Hypertension
What is hypertension?
Blood pressure is the force of blood pushing against your artery walls. Hypertension means that pressure is persistently elevated.
Most people feel completely well — which is why hypertension is often called a “silent” condition. Over time, untreated high blood pressure increases the risk of heart attack, stroke, heart failure, kidney disease, and atrial fibrillation.
What numbers matter?
Blood pressure is recorded as two numbers:
Systolic (top number): pressure when the heart pumps
Diastolic (bottom number): pressure when the heart relaxes
In general:
Normal blood pressure is below ~120/80 mmHg
Hypertension is usually diagnosed when readings are consistently ≥140/90 mmHg in clinic
Home blood pressure thresholds are slightly lower
Diagnosis is based on multiple readings, often including home or ambulatory monitoring — not a single measurement.
Why it matters long-term
High blood pressure gradually damages:
Coronary arteries (leading to coronary artery disease)
Brain circulation (stroke risk)
Heart muscle (leading to thickening and eventually heart failure)
Kidneys
The aorta and peripheral arteries
The goal of treatment is not simply to “improve a number” — it is to reduce long-term cardiovascular risk.
How we assess risk
Blood pressure is only part of the picture.
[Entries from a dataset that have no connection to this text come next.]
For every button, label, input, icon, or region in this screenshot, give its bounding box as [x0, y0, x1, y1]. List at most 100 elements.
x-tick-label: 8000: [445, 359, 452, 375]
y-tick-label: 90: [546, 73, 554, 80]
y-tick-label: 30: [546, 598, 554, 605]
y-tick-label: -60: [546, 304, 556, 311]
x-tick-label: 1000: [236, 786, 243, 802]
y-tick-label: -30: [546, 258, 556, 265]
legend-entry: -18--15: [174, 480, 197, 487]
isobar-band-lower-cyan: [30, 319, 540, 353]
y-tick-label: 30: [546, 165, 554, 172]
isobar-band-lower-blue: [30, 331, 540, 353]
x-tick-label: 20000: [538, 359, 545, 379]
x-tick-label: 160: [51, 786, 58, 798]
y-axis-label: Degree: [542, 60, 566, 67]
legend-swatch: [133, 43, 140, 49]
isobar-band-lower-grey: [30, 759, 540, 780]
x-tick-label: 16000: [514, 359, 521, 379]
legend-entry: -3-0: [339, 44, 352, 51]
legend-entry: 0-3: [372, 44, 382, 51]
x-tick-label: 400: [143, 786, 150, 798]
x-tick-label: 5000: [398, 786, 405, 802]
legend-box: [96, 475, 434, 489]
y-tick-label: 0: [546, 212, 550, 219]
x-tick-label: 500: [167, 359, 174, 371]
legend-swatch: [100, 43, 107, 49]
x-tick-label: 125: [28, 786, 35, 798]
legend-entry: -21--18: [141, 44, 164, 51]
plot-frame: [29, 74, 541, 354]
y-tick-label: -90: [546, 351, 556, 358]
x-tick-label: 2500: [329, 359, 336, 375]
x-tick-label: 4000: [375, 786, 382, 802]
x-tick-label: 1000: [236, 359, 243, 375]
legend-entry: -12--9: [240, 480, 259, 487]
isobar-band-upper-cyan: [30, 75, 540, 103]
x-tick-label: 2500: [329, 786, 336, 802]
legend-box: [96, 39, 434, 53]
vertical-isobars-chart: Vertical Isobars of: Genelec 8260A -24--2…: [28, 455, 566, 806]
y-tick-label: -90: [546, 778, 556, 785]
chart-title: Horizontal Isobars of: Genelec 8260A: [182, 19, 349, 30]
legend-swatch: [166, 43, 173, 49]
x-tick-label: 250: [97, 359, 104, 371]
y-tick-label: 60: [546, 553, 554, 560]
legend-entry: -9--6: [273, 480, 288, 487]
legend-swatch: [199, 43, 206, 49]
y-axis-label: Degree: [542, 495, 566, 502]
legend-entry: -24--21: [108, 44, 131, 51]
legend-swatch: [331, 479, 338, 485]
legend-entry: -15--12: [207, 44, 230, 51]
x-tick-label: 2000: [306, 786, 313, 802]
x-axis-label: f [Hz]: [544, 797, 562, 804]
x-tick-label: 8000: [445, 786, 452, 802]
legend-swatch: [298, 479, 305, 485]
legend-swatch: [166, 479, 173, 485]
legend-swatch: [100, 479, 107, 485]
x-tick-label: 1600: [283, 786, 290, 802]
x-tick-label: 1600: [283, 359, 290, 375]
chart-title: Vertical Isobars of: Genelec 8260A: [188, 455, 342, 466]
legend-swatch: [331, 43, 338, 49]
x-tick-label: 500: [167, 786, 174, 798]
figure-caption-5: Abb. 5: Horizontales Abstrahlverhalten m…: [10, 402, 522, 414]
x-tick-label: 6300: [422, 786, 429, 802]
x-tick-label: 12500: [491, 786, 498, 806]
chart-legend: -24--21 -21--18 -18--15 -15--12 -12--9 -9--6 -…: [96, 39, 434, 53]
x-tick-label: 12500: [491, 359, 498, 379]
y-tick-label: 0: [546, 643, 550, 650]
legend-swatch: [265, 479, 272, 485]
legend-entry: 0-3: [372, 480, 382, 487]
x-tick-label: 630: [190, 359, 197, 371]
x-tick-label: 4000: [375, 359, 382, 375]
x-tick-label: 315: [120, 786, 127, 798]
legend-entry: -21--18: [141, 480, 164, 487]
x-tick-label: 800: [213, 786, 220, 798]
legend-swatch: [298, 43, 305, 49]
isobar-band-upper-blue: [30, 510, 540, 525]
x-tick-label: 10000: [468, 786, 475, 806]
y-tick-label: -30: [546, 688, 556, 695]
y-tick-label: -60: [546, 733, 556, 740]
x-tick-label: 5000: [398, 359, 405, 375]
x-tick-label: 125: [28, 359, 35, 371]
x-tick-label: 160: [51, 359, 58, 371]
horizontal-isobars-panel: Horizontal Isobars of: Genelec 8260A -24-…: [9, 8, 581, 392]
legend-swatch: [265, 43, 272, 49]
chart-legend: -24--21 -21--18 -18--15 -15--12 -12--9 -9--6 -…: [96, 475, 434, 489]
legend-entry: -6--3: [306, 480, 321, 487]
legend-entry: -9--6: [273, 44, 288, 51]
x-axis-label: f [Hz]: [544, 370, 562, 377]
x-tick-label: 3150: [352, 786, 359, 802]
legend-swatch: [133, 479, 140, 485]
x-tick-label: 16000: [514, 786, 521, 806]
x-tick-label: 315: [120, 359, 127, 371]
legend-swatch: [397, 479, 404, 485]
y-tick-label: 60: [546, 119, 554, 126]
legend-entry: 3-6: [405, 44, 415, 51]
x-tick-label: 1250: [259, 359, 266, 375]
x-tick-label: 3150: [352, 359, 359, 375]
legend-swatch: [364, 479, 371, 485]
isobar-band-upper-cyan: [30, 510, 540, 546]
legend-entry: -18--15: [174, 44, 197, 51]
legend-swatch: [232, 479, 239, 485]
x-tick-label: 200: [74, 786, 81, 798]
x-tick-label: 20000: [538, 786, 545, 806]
We also consider:
Age and sex
Cholesterol levels
Diabetes
Smoking history
Kidney function
Family history
Evidence of organ effects (heart thickening on echo, protein in urine, etc.)
Treatment intensity is tailored to overall cardiovascular risk, not just a single reading.
Treatment
1. Lifestyle foundations
For many people, early changes can significantly improve blood pressure:
Weight optimisation
Regular aerobic exercise
Reduced salt intake
Limiting alcohol
Improving sleep (including assessment for sleep apnoea when relevant)
Managing stress
Lifestyle measures remain important even when medication is required.
2. Medications
If blood pressure remains elevated — or if cardiovascular risk is moderate to high — medication is recommended.
Common first-line classes include:
ACE inhibitors or ARBs
Calcium channel blockers
Thiazide-type diuretics
Many people require combination therapy. The aim is steady, well-tolerated blood pressure control — not rapid or excessive lowering.
Treatment is adjusted over time based on response, kidney function, electrolytes, and side effects.
A long-term strategy
Hypertension is usually a lifelong condition. The focus is:
Sustainable control
Prevention of progression
Reduction of cardiovascular events
Blood pressure targets are individualised, balancing benefit with tolerability — especially in older patients.
Management is a shared, evolving process, reviewed periodically as your risk profile changes.